I am a photojournalist and requested the assignment to shoot his funeral. I included two images in this post. The photo of the paramedic's young son kissing his father's casket ran on the front page of the Sun Journal in Lewiston, Maine.
I included the second photo because it had a profound impact on me. I didn't know Allan Parsons. From the wide variety of passionate speakers I heard at his funeral it was easy to see that he was a dedicated, funny, caring, passionate family man and paramedic.
At the end of the service I pulled the funeral director aside to make sure it was OK to get into the cab of the ambulance as the casket was loaded. This is how I got the image of Parsons' sons at the casket.
I watched Allan Parsons' co-workers load the casket, stand there silently for a moment, then close the doors. I clicked the camera shutter as the back door of the ambulance closed.
I never met Allan Parsons. But from a vantage point no one else had, I saw--no, I felt--the ambulance doors close for the last time.
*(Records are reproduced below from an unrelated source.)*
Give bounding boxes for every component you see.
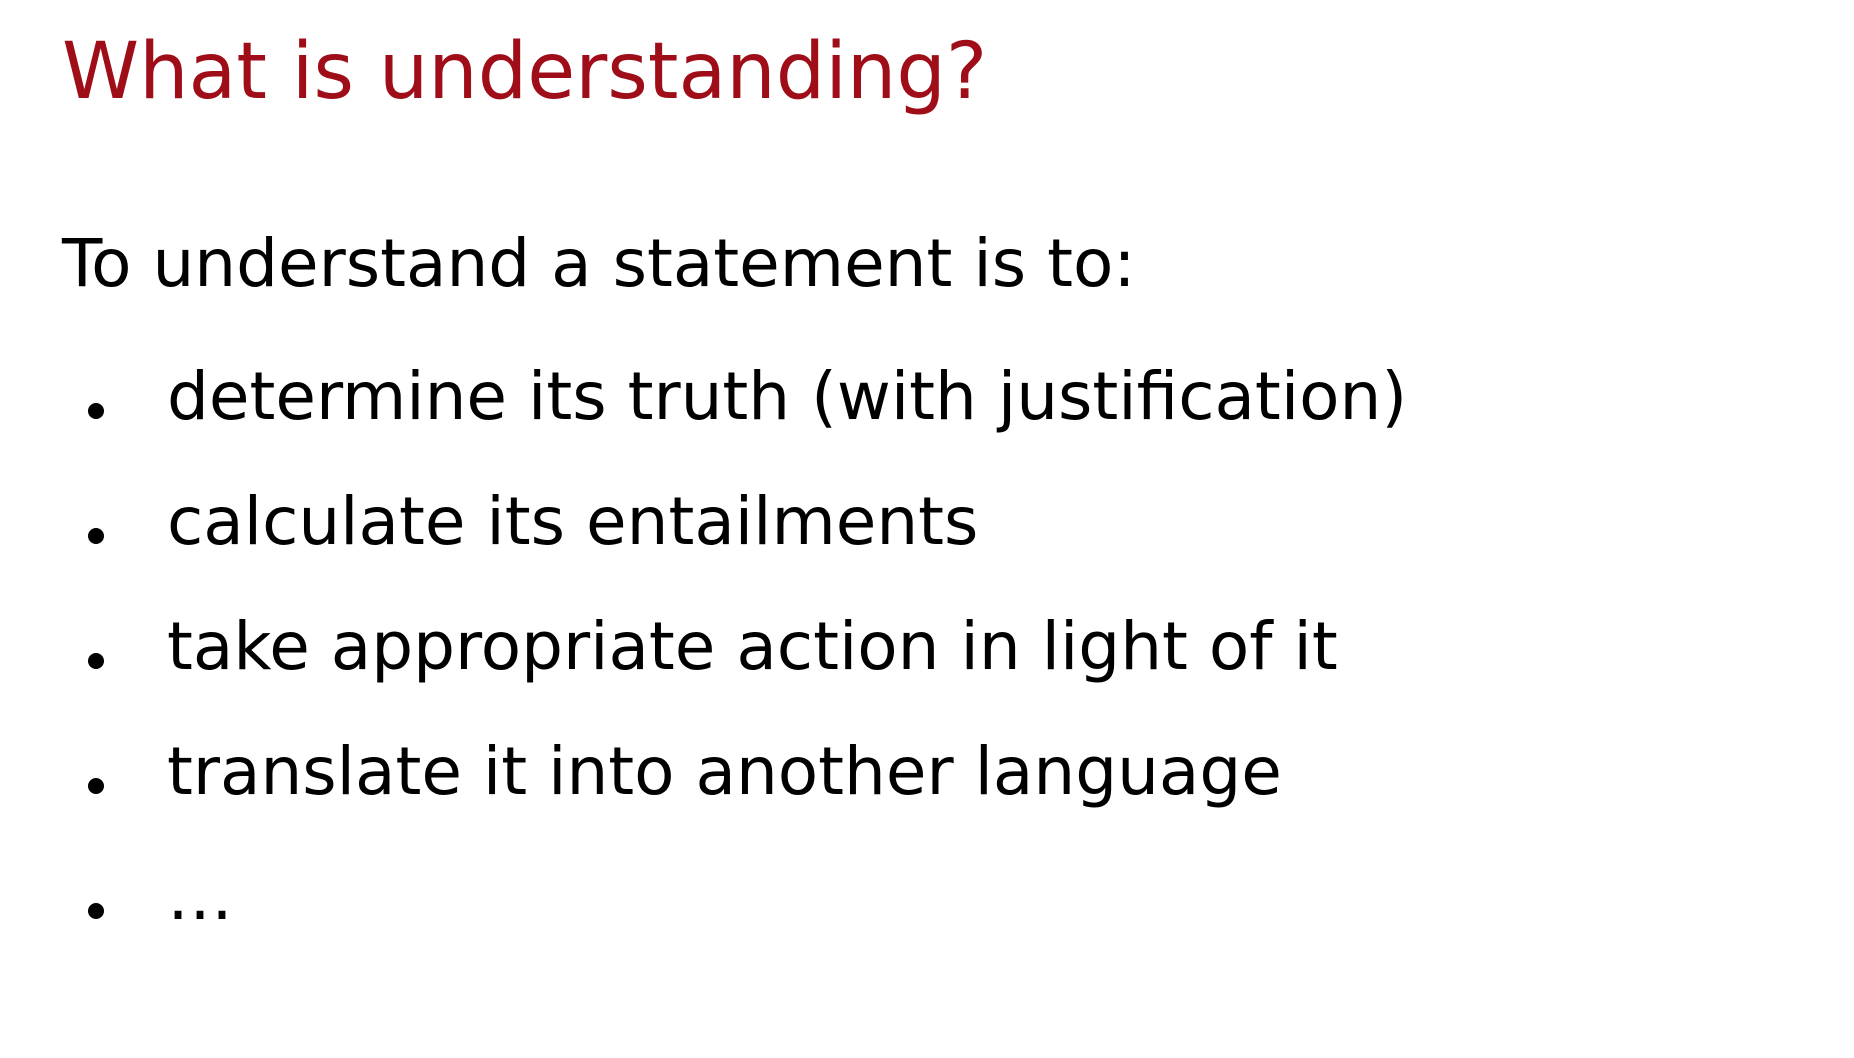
bullet-text: … — [167, 858, 233, 935]
intro-text: To understand a statement is to: — [62, 225, 1136, 302]
bullet-text: calculate its entailments — [167, 483, 979, 560]
bullet-text: determine its truth (with justification) — [167, 358, 1408, 435]
bullet-text: translate it into another language — [167, 733, 1282, 810]
bullet-dot-icon — [88, 403, 104, 419]
bullet-dot-icon — [88, 903, 104, 919]
slide-title: What is understanding? — [62, 27, 988, 117]
slide: What is understanding? To understand a s… — [0, 0, 1854, 1058]
bullet-text: take appropriate action in light of it — [167, 608, 1338, 685]
bullet-dot-icon — [88, 778, 104, 794]
bullet-dot-icon — [88, 528, 104, 544]
bullet-dot-icon — [88, 653, 104, 669]
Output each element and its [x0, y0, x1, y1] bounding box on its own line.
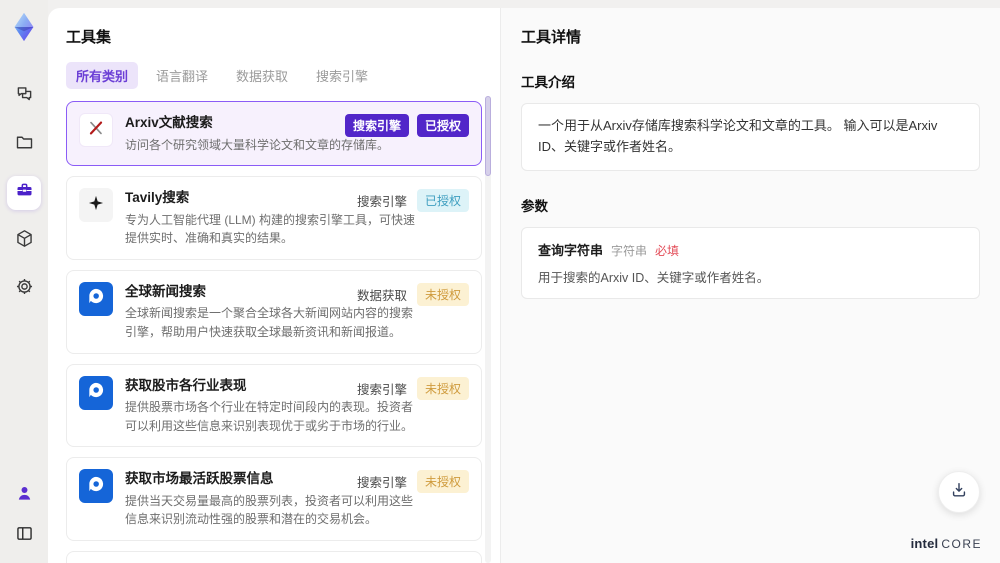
param-name: 查询字符串 [538, 242, 604, 258]
param-box: 查询字符串 字符串 必填 用于搜索的Arxiv ID、关键字或作者姓名。 [521, 226, 980, 299]
category-tab[interactable]: 所有类别 [66, 62, 139, 89]
tool-description: 提供当天交易量最高的股票列表，投资者可以利用这些信息来识别流动性强的股票和潜在的… [125, 493, 414, 527]
sidebar-item-files[interactable] [7, 128, 41, 162]
sidebar-item-tools[interactable] [7, 176, 41, 210]
brand-secondary: CORE [941, 537, 982, 551]
tool-list: Arxiv文献搜索 访问各个研究领域大量科学论文和文章的存储库。 搜索引擎 已授… [66, 101, 482, 563]
tool-icon [79, 281, 113, 316]
sidebar-item-settings[interactable] [7, 272, 41, 306]
sidebar-item-collapse[interactable] [9, 521, 39, 551]
tavily-star-icon [86, 193, 106, 218]
app-window: 工具集 所有类别 语言翻译 数据获取 搜索引擎 Arxiv文献搜索 访问各个研究… [0, 0, 1000, 563]
arxiv-icon [86, 118, 106, 143]
chat-icon [14, 84, 35, 110]
sidebar-item-chat[interactable] [7, 80, 41, 114]
main-content: 工具集 所有类别 语言翻译 数据获取 搜索引擎 Arxiv文献搜索 访问各个研究… [48, 8, 1000, 563]
tool-meta: 搜索引擎 未授权 [356, 470, 469, 494]
category-tab[interactable]: 搜索引擎 [306, 62, 378, 89]
news-aggregator-icon [86, 286, 106, 311]
category-tab[interactable]: 语言翻译 [146, 62, 218, 89]
sidebar-nav [7, 80, 41, 306]
category-tab[interactable]: 数据获取 [226, 62, 298, 89]
brand-primary: intel [910, 536, 939, 551]
gear-icon [14, 276, 35, 302]
tool-meta: 搜索引擎 未授权 [356, 376, 469, 400]
tool-icon [79, 469, 113, 504]
tool-status-badge: 未授权 [416, 470, 469, 494]
cube-icon [14, 228, 35, 254]
sidebar-item-models[interactable] [7, 224, 41, 258]
toolbox-icon [14, 180, 35, 206]
tool-description: 全球新闻搜索是一个聚合全球各大新闻网站内容的搜索引擎，帮助用户快速获取全球最新资… [125, 306, 414, 340]
tool-card[interactable]: 全球新闻搜索 全球新闻搜索是一个聚合全球各大新闻网站内容的搜索引擎，帮助用户快速… [66, 269, 482, 354]
page-title: 工具集 [66, 29, 112, 46]
tool-card[interactable]: Tavily搜索 专为人工智能代理 (LLM) 构建的搜索引擎工具，可快速提供实… [66, 176, 482, 260]
intro-text: 一个用于从Arxiv存储库搜索科学论文和文章的工具。 输入可以是Arxiv ID… [538, 118, 938, 154]
tool-meta: 搜索引擎 已授权 [356, 189, 469, 213]
tool-card[interactable]: Arxiv文献搜索 访问各个研究领域大量科学论文和文章的存储库。 搜索引擎 已授… [66, 101, 482, 167]
tool-category-badge: 搜索引擎 [356, 195, 407, 210]
intro-heading: 工具介绍 [521, 75, 575, 90]
tool-status-badge: 未授权 [416, 282, 469, 306]
download-icon [949, 480, 969, 505]
download-button[interactable] [938, 471, 980, 513]
tool-meta: 搜索引擎 已授权 [344, 114, 469, 137]
tool-status-badge: 已授权 [416, 189, 469, 213]
tool-icon [79, 375, 113, 410]
tool-detail-panel: 工具详情 工具介绍 一个用于从Arxiv存储库搜索科学论文和文章的工具。 输入可… [500, 8, 1000, 563]
tool-category-badge: 搜索引擎 [356, 476, 407, 491]
scrollbar-thumb[interactable] [485, 96, 491, 176]
tool-description: 提供股票市场各个行业在特定时间段内的表现。投资者可以利用这些信息来识别表现优于或… [125, 400, 414, 433]
tool-category-badge: 搜索引擎 [356, 382, 407, 397]
news-aggregator-icon [86, 380, 106, 405]
sidebar-item-profile[interactable] [9, 481, 39, 511]
param-required-badge: 必填 [655, 243, 680, 258]
tool-list-panel: 工具集 所有类别 语言翻译 数据获取 搜索引擎 Arxiv文献搜索 访问各个研究… [48, 8, 500, 563]
intro-box: 一个用于从Arxiv存储库搜索科学论文和文章的工具。 输入可以是Arxiv ID… [521, 103, 980, 171]
tool-icon [79, 113, 113, 147]
tool-category-badge: 数据获取 [356, 288, 407, 303]
app-logo-icon [7, 10, 41, 44]
tool-card[interactable]: 获取市场最活跃股票信息 提供当天交易量最高的股票列表，投资者可以利用这些信息来识… [66, 457, 482, 542]
param-type: 字符串 [611, 243, 648, 258]
tool-card[interactable]: 获取股市各行业表现 提供股票市场各个行业在特定时间段内的表现。投资者可以利用这些… [66, 363, 482, 448]
sidebar-bottom [9, 481, 39, 563]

It was fortunate I had to quickly exit the ambulance so Allan's co-workers could get in to drive him past the hundreds of saluting emergency services personnel in dress uniforms standing by dozens of gleaming ambulances. Because at that moment my skin tingled, my eyes welled with tears and I realized this was the start of Allan Parsons' last ride.
As I write this, 48 hours later, I can still feel the door close. My skin still reacts with a similar chill--even though as a paramedic I have heard ambulance doors close thousands of times before.